HotStuff - Crystal mush dykes as conduits for mineralising fluids in porphyry systems - Lawrence Carter

We are pleased to announce a HotStuff seminar by Lawrence Carter on the topic of: Crystal mush dykes as conduits for mineralising fluids in porphyry systems.

Abstract:

Porphyry-type deposits are the world’s main source of copper and molybdenum, and provide a large proportion of gold and other metals. They form in the upper (ca. 2–5 km deep) parts of large, long-lived magmatic-hydrothermal systems in which mineralising fluids are thought to be derived from mid-to shallow-crustal magma chambers. Magmatic systems are increasingly viewed as consisting of mush with minor and transient lenses of magma, with mush being a variably packed framework of crystals with interstitial melt and magmatic volatile phase (MVP). In this context, questions remain as to the source (mainly depth) and mechanisms of transport and focussing of the vast volumes of fluids required for shallow level porphyry-type mineralisation. Even more problematic is a paucity of first-order textural evidence for the presence of mush in magmatic-hydrothermal systems, including those which host porphyry-type deposits.

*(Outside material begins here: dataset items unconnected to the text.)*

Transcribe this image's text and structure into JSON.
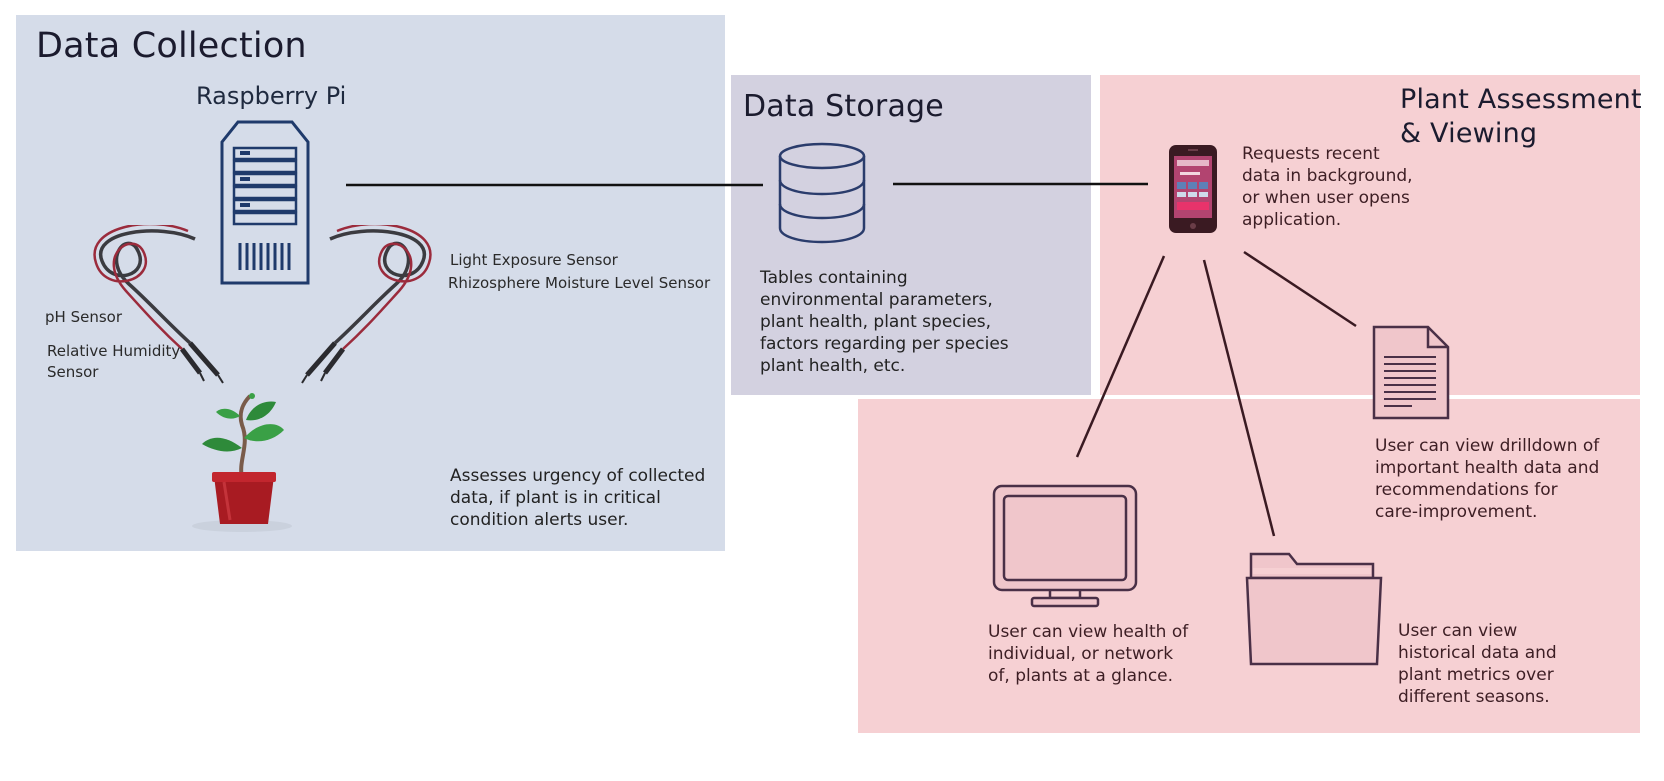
{
  "colors": {
    "collection_bg": "#d5dce9",
    "storage_bg": "#d3d1e0",
    "assessment_bg": "#f6d0d3",
    "server_blue": "#1f3a6b",
    "database_blue": "#2a3c6c",
    "icon_outline": "#4a3047",
    "icon_fill": "#f0c6cb",
    "connector": "#111111",
    "connector_dark": "#3a1a22"
  },
  "icons": {
    "server": "raspberry-pi-server-icon",
    "database": "database-icon",
    "phone": "smartphone-icon",
    "document": "document-icon",
    "monitor": "monitor-icon",
    "folder": "folder-icon",
    "plant": "potted-plant-icon",
    "probe": "sensor-probe-icon"
  },
  "data_collection": {
    "title": "Data Collection",
    "device": "Raspberry Pi",
    "sensor_light": "Light Exposure Sensor",
    "sensor_moisture": "Rhizosphere Moisture Level Sensor",
    "sensor_ph": "pH Sensor",
    "sensor_humidity": "Relative Humidity\nSensor",
    "description": "Assesses urgency of collected\ndata, if plant is in critical\ncondition alerts user."
  },
  "data_storage": {
    "title": "Data Storage",
    "description": "Tables containing\nenvironmental parameters,\nplant health, plant species,\nfactors regarding per species\nplant health, etc."
  },
  "plant_assessment": {
    "title": "Plant Assessment\n& Viewing",
    "phone_description": "Requests recent\ndata in background,\nor when user opens\napplication.",
    "document_description": "User can view drilldown of\nimportant health data and\nrecommendations for\ncare-improvement.",
    "monitor_description": "User can view health of\nindividual, or network\nof, plants at a glance.",
    "folder_description": "User can view\nhistorical data and\nplant metrics over\ndifferent seasons."
  }
}
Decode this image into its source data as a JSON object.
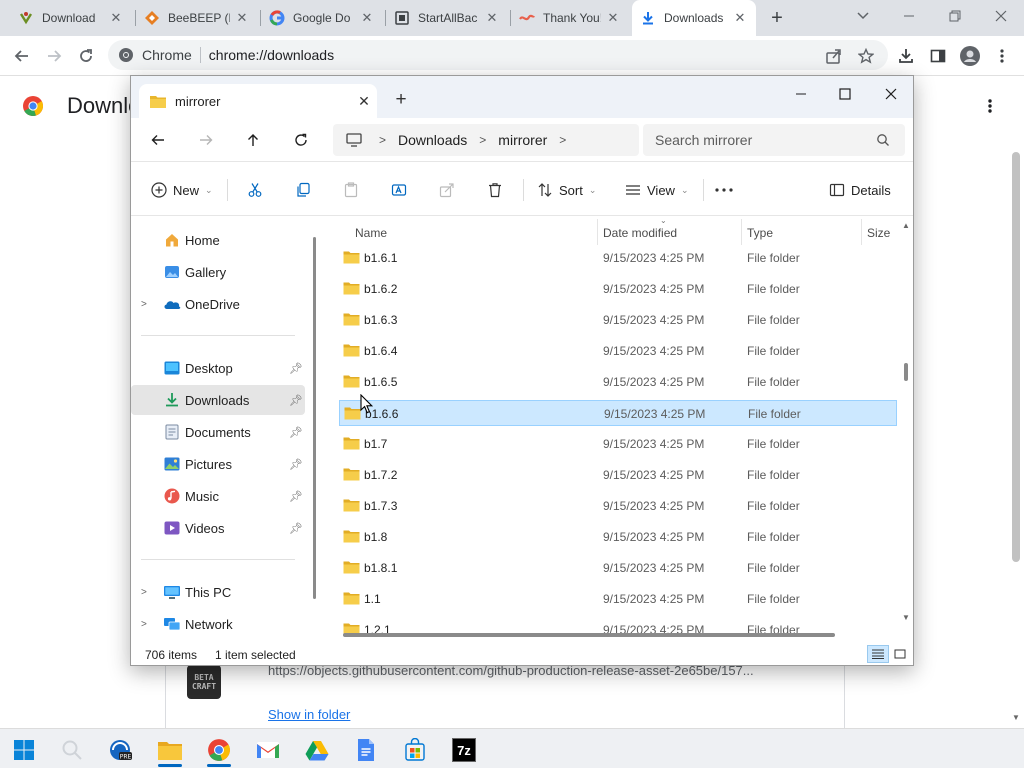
{
  "browser": {
    "tabs": [
      {
        "title": "Download",
        "icon": "download-page-favicon"
      },
      {
        "title": "BeeBEEP (F",
        "icon": "beebeep-favicon"
      },
      {
        "title": "Google Do",
        "icon": "google-favicon"
      },
      {
        "title": "StartAllBac",
        "icon": "startallback-favicon"
      },
      {
        "title": "Thank You!",
        "icon": "thankyou-favicon"
      },
      {
        "title": "Downloads",
        "icon": "download-icon",
        "active": true
      }
    ],
    "omnibox": {
      "site_label": "Chrome",
      "url": "chrome://downloads"
    },
    "page": {
      "title": "Downlo",
      "item": {
        "logo_text": "BETA CRAFT",
        "url": "https://objects.githubusercontent.com/github-production-release-asset-2e65be/157...",
        "show_in_folder": "Show in folder"
      }
    }
  },
  "explorer": {
    "tab_title": "mirrorer",
    "breadcrumb": [
      "Downloads",
      "mirrorer"
    ],
    "search_placeholder": "Search mirrorer",
    "commands": {
      "new": "New",
      "sort": "Sort",
      "view": "View",
      "details": "Details"
    },
    "nav": {
      "home": "Home",
      "gallery": "Gallery",
      "onedrive": "OneDrive",
      "desktop": "Desktop",
      "downloads": "Downloads",
      "documents": "Documents",
      "pictures": "Pictures",
      "music": "Music",
      "videos": "Videos",
      "thispc": "This PC",
      "network": "Network"
    },
    "columns": {
      "name": "Name",
      "date": "Date modified",
      "type": "Type",
      "size": "Size"
    },
    "rows": [
      {
        "name": "b1.6.1",
        "date": "9/15/2023 4:25 PM",
        "type": "File folder"
      },
      {
        "name": "b1.6.2",
        "date": "9/15/2023 4:25 PM",
        "type": "File folder"
      },
      {
        "name": "b1.6.3",
        "date": "9/15/2023 4:25 PM",
        "type": "File folder"
      },
      {
        "name": "b1.6.4",
        "date": "9/15/2023 4:25 PM",
        "type": "File folder"
      },
      {
        "name": "b1.6.5",
        "date": "9/15/2023 4:25 PM",
        "type": "File folder"
      },
      {
        "name": "b1.6.6",
        "date": "9/15/2023 4:25 PM",
        "type": "File folder",
        "selected": true
      },
      {
        "name": "b1.7",
        "date": "9/15/2023 4:25 PM",
        "type": "File folder"
      },
      {
        "name": "b1.7.2",
        "date": "9/15/2023 4:25 PM",
        "type": "File folder"
      },
      {
        "name": "b1.7.3",
        "date": "9/15/2023 4:25 PM",
        "type": "File folder"
      },
      {
        "name": "b1.8",
        "date": "9/15/2023 4:25 PM",
        "type": "File folder"
      },
      {
        "name": "b1.8.1",
        "date": "9/15/2023 4:25 PM",
        "type": "File folder"
      },
      {
        "name": "1.1",
        "date": "9/15/2023 4:25 PM",
        "type": "File folder"
      },
      {
        "name": "1.2.1",
        "date": "9/15/2023 4:25 PM",
        "type": "File folder"
      }
    ],
    "status": {
      "count": "706 items",
      "selection": "1 item selected"
    }
  },
  "taskbar": {
    "items": [
      "windows-start-icon",
      "search-icon",
      "app-icon",
      "file-explorer-icon",
      "chrome-icon",
      "gmail-icon",
      "google-drive-icon",
      "google-docs-icon",
      "store-icon",
      "7zip-icon"
    ],
    "sevenzip_label": "7z"
  },
  "colors": {
    "accent": "#0067c0",
    "selection": "#cce8ff",
    "folder": "#f4c542",
    "link": "#1a73e8"
  }
}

Investigating these questions, Lawrence studies cupola zones through which mineralising magmatic-hydrothermal fluids were focused (i.e. the ‘root-zones’ of porphyry deposits). Lawrence integrates field observations of magmatic-hydrothermal textures with micro-scale textural and geochemical studies to evidence the development of fluid pathways and conduits through mush at the magmatic-hydrothermal transition. Lawrence compares these textual observations with geochronological data for magmatic  and hydrothermal events to provide temporal constraints on the duration of mineralising magmatic-hydrothermal fluid flow through crystal mush conduits in porphyry systems. Lawrence suggests that these processes should be considered in all new genetic, exploration and numerical models for porphyry and similar types of magmatic-hydrothermal ore-deposits.